Kultivierungshypothese

Cultivation of Beliefs-Ansatz, auch Kutivationsthese oder - analyse.

Die Theorie entstand Anfang der 70iger-Jahre im Rahmen der Vielseherforschung. Der Medienwissenschaftler George Grebner und sein Team untersuchten den Einfluss des Fernsehens auf das Weltbild der Rezipienten.
Methodisch wurde eine Inhaltsanalyse des Fernsehprogramms (Cultural Indicator Analysis) und eine Rezipientenbefragung (Cultivation Analysis) durchgeführt.
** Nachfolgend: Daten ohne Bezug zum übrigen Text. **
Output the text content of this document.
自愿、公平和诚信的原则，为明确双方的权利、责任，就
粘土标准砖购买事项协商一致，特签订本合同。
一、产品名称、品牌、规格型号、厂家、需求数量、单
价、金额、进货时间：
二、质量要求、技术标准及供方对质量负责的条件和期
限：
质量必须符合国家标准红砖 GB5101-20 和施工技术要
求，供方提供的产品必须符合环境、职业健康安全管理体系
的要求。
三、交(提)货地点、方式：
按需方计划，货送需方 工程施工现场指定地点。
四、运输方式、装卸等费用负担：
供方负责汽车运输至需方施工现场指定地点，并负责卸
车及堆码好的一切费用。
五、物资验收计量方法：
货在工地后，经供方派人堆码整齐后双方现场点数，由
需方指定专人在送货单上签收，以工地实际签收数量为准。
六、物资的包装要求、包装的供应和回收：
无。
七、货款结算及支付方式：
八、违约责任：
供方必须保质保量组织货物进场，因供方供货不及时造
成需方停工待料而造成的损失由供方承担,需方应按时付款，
Dabei wurde festgestellt, dass die im Fernsehen dargestellte Medienrealität gravierende Auswirkungen auf die Wahrnehmung der Realität für die Rezipienten hatte. Als Beispiel dafür wird das im Fernsehen gezeigte Ausmaß von Gewalt angeführt. Da im Fernsehen mehr Gewalt vorkommt als im realen Leben, übernahmen Vielseher diese Darstellung auch für die Realität. Sie gingen daher von einem höheren realen Gewaltpotential aus, als Wenigseher.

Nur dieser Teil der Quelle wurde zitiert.